6. It makes you notice things
We experience every new thing through the filter of every other thing we’ve ever experienced in our life to date.
So by having new and different experiences with different people in different places, we can continually adjust that filter and allow ourselves to experience the world around us in new ways.
It opens our minds to new ways of interpreting things. It broadens our perspective and helps us to engage more personally with the people and places in this amazing world.
7. It leads to wonderful new friendships
If I look at a list of all the people I consider to be my friends, I can see that a good number of those are people I’ve met on my travels, including in the countries I have lived in.
I particularly love travelling solo because of the conversations I have with people one to one – and the way many people outside my own backyard have embraced me as a newcomer. I love that. So much!
Some countries in the world are currently adopting a stance of isolationism and nationalism, and it’s something I find really sad. When we embrace ‘the other’ there is so much we can learn. It benefits us all.
8. It reveals the gaps in your education
Having spent a lot of time travelling through countries previously colonised and occupied by my original home country, the UK, I have learnt a lot more about the horrific things the British did to indigenous people in those countries.
These are things I was never taught at school. If I had not travelled to those places, I would still be none the wiser.
The way history is presented depends on who’s recording it and who’s reporting it. Our knowledge of very recent history, even what happened yesterday, depends on what we choose to read and listen to, who’s writing it and how we choose to interpret it.

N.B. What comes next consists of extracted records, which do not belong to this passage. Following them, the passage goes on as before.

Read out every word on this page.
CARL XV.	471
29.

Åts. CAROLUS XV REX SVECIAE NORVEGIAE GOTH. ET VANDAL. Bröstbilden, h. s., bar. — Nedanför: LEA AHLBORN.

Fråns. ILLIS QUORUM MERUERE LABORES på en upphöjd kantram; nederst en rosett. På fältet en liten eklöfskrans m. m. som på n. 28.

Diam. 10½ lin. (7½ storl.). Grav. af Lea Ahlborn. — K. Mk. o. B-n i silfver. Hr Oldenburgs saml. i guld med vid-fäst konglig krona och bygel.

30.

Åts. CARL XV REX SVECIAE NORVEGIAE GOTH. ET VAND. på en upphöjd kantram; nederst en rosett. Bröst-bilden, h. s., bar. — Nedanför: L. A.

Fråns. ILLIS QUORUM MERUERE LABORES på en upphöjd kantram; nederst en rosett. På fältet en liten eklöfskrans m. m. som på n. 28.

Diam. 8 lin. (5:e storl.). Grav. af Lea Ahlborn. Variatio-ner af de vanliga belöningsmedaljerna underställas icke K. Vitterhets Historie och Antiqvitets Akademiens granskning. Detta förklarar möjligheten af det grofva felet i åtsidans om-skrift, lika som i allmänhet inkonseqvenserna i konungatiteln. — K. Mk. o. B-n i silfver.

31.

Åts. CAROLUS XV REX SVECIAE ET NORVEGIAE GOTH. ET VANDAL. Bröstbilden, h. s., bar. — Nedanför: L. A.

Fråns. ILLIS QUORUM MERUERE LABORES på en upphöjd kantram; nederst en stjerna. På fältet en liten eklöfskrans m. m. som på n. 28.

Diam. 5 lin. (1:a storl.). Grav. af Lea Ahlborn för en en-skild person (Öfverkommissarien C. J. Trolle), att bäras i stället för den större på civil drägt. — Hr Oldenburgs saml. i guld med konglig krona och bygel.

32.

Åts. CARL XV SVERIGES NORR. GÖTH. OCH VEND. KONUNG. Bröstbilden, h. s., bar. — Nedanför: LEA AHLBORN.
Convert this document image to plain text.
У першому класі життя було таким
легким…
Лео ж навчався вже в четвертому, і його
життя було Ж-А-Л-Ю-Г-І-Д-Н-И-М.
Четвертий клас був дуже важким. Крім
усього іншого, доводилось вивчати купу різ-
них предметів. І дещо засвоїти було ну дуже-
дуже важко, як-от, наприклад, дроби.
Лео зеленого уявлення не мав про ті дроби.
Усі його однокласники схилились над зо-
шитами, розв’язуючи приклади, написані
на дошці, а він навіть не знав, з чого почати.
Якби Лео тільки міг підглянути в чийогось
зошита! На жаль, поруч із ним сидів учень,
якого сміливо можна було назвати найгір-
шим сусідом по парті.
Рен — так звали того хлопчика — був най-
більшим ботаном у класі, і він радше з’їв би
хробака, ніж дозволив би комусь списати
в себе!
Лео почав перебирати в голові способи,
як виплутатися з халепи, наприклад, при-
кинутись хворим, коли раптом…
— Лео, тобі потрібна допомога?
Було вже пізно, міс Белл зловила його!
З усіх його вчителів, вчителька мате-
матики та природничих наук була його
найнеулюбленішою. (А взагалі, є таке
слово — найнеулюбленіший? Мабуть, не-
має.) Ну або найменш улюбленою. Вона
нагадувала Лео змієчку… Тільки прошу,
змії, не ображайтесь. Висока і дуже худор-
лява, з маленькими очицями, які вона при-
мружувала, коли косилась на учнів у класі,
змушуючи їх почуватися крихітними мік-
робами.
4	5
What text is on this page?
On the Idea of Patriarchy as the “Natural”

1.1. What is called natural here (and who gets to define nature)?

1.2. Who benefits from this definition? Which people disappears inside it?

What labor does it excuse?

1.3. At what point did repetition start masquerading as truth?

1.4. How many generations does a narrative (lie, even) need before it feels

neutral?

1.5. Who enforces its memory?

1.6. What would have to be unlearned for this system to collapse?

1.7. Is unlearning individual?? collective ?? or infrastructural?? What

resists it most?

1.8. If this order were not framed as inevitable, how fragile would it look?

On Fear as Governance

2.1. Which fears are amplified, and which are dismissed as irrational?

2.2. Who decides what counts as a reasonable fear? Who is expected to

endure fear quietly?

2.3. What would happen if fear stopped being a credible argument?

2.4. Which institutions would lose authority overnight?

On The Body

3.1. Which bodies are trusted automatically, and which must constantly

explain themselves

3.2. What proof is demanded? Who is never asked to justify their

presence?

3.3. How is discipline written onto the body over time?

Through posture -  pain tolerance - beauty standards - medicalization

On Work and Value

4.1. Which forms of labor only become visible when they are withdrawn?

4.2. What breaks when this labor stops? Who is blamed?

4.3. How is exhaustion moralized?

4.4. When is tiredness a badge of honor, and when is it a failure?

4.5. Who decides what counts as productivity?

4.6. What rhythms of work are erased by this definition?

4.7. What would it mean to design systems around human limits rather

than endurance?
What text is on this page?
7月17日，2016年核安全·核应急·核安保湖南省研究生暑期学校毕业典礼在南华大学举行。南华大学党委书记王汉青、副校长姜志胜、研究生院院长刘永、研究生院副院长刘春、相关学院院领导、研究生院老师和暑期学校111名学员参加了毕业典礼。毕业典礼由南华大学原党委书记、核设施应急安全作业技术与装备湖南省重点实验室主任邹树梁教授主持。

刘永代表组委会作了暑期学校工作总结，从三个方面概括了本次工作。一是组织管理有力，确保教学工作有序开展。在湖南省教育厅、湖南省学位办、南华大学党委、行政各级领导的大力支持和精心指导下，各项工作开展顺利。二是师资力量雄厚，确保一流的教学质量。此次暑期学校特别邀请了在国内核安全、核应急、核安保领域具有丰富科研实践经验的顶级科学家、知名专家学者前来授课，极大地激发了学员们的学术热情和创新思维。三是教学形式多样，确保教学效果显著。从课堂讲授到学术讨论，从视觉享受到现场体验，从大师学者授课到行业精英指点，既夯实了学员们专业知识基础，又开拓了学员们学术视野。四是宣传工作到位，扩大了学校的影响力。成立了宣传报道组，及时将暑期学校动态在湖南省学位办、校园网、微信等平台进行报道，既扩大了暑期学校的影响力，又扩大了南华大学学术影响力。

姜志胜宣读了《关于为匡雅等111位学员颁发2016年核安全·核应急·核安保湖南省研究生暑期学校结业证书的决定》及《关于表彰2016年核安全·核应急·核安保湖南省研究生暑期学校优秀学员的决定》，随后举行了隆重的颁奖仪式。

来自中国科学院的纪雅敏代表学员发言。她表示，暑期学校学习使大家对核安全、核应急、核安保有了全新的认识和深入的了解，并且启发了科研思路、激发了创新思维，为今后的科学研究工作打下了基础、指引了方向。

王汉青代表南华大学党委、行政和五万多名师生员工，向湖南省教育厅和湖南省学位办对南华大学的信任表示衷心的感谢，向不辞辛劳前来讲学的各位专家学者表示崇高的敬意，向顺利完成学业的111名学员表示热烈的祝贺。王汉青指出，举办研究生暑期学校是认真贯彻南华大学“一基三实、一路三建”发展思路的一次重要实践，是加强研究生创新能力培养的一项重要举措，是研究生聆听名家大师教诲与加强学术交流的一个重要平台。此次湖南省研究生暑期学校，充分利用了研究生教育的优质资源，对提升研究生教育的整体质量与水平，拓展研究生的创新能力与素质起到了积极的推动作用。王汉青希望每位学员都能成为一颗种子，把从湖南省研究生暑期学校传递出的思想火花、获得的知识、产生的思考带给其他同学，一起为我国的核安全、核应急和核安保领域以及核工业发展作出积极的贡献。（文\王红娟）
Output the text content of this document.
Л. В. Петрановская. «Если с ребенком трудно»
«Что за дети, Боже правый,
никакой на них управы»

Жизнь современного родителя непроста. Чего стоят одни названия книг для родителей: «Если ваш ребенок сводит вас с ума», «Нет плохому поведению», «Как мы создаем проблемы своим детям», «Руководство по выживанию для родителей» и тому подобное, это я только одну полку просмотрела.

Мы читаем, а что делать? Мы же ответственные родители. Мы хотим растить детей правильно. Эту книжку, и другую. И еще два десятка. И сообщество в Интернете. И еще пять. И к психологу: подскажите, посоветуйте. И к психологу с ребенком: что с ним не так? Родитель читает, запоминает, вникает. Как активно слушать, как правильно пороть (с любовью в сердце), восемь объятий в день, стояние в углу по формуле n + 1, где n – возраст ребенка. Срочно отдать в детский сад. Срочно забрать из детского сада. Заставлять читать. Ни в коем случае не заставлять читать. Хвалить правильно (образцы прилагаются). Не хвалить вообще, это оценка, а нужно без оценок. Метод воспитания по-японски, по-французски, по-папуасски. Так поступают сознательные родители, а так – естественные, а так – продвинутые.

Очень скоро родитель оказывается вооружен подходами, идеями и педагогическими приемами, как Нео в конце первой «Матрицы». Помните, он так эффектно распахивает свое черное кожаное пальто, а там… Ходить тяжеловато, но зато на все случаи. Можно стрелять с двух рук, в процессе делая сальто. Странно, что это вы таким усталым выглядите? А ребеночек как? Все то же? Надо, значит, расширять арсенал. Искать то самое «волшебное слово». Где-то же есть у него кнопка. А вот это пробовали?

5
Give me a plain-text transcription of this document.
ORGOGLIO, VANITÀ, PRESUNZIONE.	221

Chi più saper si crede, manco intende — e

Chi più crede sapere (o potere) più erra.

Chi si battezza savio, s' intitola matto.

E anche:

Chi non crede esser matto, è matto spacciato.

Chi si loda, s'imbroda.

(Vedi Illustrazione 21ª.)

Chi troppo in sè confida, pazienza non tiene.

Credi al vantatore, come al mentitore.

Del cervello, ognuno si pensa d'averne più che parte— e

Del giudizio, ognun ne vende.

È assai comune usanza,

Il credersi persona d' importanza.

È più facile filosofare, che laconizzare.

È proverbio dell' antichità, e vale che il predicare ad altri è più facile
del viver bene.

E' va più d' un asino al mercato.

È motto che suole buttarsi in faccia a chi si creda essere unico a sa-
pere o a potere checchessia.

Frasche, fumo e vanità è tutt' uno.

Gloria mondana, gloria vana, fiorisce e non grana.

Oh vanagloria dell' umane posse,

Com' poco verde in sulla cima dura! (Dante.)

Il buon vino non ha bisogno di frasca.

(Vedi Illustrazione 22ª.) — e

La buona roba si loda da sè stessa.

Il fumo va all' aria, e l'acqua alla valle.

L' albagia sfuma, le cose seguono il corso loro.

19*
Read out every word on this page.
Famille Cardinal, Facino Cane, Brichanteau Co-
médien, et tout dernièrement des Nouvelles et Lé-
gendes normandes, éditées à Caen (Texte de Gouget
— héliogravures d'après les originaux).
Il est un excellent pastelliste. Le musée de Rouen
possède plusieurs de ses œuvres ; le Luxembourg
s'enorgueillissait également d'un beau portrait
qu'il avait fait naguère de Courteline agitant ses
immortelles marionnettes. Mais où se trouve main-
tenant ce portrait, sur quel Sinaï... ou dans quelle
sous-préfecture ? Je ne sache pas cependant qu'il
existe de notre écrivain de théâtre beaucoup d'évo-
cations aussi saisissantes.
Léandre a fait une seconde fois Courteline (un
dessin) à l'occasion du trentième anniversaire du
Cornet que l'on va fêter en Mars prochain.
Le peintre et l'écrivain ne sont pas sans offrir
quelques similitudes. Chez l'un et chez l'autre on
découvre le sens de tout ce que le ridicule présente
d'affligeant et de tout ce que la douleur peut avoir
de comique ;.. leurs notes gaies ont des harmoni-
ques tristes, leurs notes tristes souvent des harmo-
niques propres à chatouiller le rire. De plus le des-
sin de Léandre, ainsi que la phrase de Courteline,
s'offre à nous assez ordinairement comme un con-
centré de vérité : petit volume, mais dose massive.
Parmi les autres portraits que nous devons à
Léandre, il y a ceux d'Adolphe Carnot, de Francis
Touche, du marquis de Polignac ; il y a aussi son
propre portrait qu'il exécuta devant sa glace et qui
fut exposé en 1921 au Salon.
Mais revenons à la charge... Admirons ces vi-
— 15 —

When we head beyond our own back yard and discover for ourselves the stories and accounts that people have to share about their lives, we can begin to lift the veil on why we see the world the way we do – and start to question it. Travel changes your mind in that respect.
Travelling to new places helps shake us out of entrenched patterns of thinking. It also allows us to make a more informed and open contribution to social and political debate both at home and abroad.
9. It shows us that most people are peaceful and kind
The stunning kindness of the cabin crew on an internal flight in Cuba after I heard my mum had died… an unexpected gift of watermelon in a desert in India… strangers coming to my aid in Vietnam… the man in a post office in Denmark who gave me his place in the queue…
My travel journals are full of wonderful stories of human kindness and connection. For me this is the essence of travel – whether it’s somewhere far away or very close to home. It enriches every part of my life.